Ask the Compliance Expert

By Ian Frazier. Copied from "Shouts and Murmurs" in the October 22, 2018 issue of The New Yorker magazine. Copyright by the The New Yorker. Fair use for educational purposes in the fields of ethics and sociopathology.

Q: I am pursuing due diligence regarding the accepted best practices having to do with theft. When I’m stealing parts from my neighbor’s car, how do I remain fully compliant and not go outside the bounds of the law?

A: Let me answer your question with a question: Have you been caught? If not, for all practical purposes you are in compliance.

Q: While dumping toxic substances into the reservoir, I suddenly wondered whether there might be some old laws on the books that I should comply with. Are there?

A: No, not to my immediate knowledge—or yours.

Q: I am interested in making millions of Americans addicted to the drugs that my company sells. This is O.K. from a compliance standpoint, right?

A: Absolutely! I would not be a registered expert in compliance if I told you otherwise. Indeed, I am surprised at the tone of uncertainty in your question. As a compliance issue, selling drugs and making people addicted to them is itself complying with a higher law, covered by the ancient Roman formula lex quodquod cupio (“the law [is] whatever I want”). One must look inside oneself and ask, “Is this what I want?” If the answer is “Yes, it is!,” then that’s the law, and the relevant compliance obligations have been met.

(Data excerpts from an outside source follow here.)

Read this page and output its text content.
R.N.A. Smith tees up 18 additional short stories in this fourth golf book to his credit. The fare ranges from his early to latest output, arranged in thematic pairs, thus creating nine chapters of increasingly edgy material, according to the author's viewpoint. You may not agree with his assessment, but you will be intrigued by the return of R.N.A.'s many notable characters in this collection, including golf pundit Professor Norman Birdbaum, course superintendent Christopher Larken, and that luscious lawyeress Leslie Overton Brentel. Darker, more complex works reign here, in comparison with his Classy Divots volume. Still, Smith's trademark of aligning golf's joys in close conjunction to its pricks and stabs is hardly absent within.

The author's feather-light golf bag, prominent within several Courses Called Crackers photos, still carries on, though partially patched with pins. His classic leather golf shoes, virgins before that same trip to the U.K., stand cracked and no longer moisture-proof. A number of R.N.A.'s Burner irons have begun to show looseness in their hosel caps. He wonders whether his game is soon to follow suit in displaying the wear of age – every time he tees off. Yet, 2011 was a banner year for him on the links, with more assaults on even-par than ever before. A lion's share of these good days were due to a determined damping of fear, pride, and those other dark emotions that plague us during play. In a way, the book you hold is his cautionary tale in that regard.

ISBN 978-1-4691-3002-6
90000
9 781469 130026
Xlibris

Q: I recently discovered that for many years I have unwittingly complied with laws against punching passersby in the face on the street. Who even knew that such laws existed? But I complied with them all the same! Now, because of a change in personal feelings, I would like not to comply with these laws anymore. Can I get some free punches on credit for all the punches that I didn’t throw in the past (such as at the guy last week in Times Square)?

A: Believe me, I know how frustrating it is to find that you have accidentally complied when noncompliance was an option that would have made you feel much better. Complying with not punching people in the face, in practice, is voluntary and self-enforcing. In other words, no one is a better judge of when to punch and when not to punch than you are. None of these rules are written in stone. If you feel like it, by all means, punch away. We compliance experts can work something out later.

Q: A chemical that I made at my factory and then intentionally released in a neighborhood of people I don’t like had the result of killing hundreds of my possible enemies and also many non-enemy bystanders. Now I am told that some tricky compliance issues need to be sorted out. How long will that take, and is it permissible to delete the e-mails that various police officials, attorneys, and survivors keep sending me?

A: One of the thorniest compliance areas that we have to deal with is murder. Again, it’s a matter of interpretation, but, when you cause another person’s death, your act may fall into the category of murder, or, to use a courtroom term, “homicide.” Do not let these weighted words intimidate you, however. They serve mainly as placeholders while we look more closely at readjusting the compliance structure to your particular situation. Say that you are being asked to comply with prison time or even some lethal-injection exposure as a result of your having “murdered” X or Y individual(s). That demand goes both ways, because you can also require the individuals imposing such penalties to comply with your executing them as well. Can they comply with chemicals entering the A.C. units of their apartments or houses and poisoning them in their sleep? “Comply with this! ” you shout. Compliance will always be a two-way street.

Q: It seems like I comply and comply and comply again, and it’s never enough. Will there be no end to this complying? I frequently commit acts that are then crime-shamed as being “against the law,” “just plain wrong,” or even “sociopathic.” Is that fair? Can you help me?

A: Help you? I am you, and I say “Go for it!” In the end, only we can judge. ♦

Ian Frazier is a staff writer at The New Yorker.